Ken DeMott came to his bench, and Ken looked pale and frightened under his desert tan. “Come on,” he said. “Work’s over. We’re going back to Vegas. Everyone. The buses are outside.”

“Huh? Why?” Trashcan blinked up at him.

“I don’t know. It’s his order. Lloyd passed it along. Get your ass in gear, Trashy. It’s best not to ask questions when the hardcase is involved.”

So he didn’t. Outside, on Hoover Drive, three Las Vegas Public School buses were parked with their engines idling. Men and women were climbing aboard. There was little talk; the midmorning ride back to Vegas was the antithesis of the usual commutes to and from work. There was no horseplay, little conversation, and none of the usual light banter that passed between the twenty or so women and the thirty or so men. Everyone had drawn into himself or herself.

As they neared the city, Trashcan Man heard one of the men sitting across the aisle from him say quietly to his seatmate: “It’s Heck. Heck Drogan. Goddammit, how does that spook find things out?”

“Shut up,” the other said, and gave Trashcan Man a mistrustful glance.

Trash averted his gaze and looked out the window at the passing desert. He was once again troubled in his mind.

“Oh Jesus,” one of the women said as they filed off the bus, but hers was the only comment.

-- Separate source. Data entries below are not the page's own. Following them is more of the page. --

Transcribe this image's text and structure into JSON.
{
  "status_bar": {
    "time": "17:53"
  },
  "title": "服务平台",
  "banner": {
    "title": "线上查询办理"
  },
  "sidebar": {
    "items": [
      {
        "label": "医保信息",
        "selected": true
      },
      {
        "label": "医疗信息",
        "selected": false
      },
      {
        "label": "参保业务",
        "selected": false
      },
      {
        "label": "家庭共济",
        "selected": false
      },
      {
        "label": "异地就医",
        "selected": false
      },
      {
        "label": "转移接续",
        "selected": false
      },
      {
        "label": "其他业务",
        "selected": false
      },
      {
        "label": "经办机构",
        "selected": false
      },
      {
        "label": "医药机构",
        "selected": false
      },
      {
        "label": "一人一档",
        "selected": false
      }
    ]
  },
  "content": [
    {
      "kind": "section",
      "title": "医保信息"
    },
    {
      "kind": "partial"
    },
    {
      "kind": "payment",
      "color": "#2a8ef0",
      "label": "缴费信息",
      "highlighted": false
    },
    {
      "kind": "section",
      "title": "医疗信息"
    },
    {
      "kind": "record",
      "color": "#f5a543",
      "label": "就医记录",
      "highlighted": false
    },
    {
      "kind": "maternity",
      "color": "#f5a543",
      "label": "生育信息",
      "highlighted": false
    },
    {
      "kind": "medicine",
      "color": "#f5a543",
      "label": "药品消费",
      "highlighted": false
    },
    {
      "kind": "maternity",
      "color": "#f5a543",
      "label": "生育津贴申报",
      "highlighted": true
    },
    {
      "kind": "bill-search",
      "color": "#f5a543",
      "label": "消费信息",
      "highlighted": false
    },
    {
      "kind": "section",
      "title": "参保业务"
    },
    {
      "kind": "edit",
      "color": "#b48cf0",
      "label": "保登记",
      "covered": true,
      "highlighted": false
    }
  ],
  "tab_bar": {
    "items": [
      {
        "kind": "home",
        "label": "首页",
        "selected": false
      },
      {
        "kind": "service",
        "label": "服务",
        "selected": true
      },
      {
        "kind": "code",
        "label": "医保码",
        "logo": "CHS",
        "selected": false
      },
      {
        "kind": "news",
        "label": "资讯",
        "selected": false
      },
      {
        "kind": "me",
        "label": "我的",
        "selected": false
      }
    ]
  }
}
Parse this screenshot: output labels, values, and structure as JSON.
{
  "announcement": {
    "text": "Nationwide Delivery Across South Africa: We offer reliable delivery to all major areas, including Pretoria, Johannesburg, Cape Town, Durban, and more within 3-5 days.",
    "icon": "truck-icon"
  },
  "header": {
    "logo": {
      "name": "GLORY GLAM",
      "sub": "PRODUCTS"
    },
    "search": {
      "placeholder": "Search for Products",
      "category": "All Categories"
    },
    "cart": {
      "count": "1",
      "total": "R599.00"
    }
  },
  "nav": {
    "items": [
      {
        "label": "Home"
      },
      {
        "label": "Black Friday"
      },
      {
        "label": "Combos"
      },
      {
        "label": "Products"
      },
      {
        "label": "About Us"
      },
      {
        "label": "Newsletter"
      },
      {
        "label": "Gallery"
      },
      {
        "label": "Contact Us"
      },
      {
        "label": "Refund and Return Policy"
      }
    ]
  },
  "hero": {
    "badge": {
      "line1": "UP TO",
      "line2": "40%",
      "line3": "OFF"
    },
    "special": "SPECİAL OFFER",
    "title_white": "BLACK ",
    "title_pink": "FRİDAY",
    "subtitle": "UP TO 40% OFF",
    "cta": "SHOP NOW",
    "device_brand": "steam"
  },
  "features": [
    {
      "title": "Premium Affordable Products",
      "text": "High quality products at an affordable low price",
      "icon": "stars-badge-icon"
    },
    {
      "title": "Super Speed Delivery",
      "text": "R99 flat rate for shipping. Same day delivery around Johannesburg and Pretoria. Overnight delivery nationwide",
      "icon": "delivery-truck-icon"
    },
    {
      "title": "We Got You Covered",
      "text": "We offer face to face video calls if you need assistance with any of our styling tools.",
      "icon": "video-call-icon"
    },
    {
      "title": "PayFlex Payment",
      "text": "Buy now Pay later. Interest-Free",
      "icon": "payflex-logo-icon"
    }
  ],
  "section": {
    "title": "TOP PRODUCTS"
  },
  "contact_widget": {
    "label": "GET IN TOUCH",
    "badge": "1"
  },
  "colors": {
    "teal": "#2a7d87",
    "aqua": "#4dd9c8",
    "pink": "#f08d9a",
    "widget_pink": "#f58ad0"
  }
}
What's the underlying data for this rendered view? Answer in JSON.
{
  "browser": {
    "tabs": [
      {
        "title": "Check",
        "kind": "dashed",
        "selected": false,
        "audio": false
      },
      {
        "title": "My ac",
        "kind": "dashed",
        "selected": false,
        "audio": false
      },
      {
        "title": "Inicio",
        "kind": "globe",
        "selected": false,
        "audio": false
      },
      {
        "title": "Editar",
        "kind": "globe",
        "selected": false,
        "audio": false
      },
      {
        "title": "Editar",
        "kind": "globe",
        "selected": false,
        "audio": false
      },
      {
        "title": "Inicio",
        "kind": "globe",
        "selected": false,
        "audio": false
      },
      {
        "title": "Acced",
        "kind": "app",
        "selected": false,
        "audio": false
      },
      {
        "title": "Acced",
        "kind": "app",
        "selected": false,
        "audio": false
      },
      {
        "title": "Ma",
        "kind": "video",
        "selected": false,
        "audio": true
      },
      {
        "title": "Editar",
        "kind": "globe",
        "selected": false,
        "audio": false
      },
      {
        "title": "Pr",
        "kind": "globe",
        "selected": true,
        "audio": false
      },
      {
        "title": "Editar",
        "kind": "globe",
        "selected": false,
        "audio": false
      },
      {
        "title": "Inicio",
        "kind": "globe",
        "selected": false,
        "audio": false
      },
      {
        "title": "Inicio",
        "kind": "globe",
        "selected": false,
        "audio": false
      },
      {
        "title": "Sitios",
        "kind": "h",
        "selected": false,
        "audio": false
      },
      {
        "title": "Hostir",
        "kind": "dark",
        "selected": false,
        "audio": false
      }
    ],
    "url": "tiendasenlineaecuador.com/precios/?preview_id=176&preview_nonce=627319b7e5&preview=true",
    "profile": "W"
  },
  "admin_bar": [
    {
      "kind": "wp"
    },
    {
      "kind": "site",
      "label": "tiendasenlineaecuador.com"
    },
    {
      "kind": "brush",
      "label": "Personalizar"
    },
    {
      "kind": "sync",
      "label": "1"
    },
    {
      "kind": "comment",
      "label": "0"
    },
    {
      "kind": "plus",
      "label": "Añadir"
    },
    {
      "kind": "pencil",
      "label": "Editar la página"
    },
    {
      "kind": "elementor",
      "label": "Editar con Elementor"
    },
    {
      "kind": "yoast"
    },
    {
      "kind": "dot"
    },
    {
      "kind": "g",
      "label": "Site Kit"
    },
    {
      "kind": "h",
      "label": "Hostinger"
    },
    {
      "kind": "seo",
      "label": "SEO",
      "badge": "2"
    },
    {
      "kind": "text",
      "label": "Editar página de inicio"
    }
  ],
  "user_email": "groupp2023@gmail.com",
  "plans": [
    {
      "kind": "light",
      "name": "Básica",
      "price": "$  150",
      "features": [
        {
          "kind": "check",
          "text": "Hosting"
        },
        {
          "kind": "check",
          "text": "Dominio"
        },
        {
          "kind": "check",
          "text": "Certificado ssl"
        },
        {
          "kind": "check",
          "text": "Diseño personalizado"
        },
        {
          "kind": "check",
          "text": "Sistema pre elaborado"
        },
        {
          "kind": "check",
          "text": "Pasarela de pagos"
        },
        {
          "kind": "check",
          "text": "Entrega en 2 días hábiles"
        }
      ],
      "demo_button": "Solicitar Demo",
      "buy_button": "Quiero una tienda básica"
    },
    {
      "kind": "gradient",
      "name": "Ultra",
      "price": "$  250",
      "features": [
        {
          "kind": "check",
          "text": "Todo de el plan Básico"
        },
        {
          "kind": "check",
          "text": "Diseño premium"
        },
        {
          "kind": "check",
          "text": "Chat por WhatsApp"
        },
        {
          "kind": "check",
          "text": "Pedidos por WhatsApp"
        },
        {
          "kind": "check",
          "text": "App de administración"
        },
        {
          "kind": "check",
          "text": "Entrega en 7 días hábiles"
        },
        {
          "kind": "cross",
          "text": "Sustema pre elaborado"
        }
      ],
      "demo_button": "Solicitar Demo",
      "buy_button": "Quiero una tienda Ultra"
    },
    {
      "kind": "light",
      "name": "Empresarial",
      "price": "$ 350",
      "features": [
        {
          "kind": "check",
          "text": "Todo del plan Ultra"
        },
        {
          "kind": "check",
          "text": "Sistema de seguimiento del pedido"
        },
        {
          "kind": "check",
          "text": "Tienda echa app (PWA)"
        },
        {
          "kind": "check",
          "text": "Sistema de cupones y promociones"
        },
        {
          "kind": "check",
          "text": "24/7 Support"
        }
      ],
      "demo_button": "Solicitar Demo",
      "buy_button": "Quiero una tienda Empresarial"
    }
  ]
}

Trashcan looked around, puzzled. Everyone was here, it looked like, everyone in Cibola. They had all been called back, with the exception of a few scouts that might be anywhere from the Mexican peninsula to west Texas. They were gathered in a loose semicircle around the fountain, six and seven deep, more than four hundred in all. Some of those in the back were standing on hotel chairs so they could see, and until Trashcan drew closer, he thought it was the fountain they were looking at. Craning his neck, he could see there was something lying on the lawn in front of the fountain, but he couldn’t see what it was.

A hand grasped his elbow. It was Lloyd. His face looked white and strained. “I been lookin for you. He wants to see you later. Meantime, we got this. God, I hate these. Come on. I need help and you’re elected.”

Trashcan Man’s head was whirling. He wanted to see him! Him!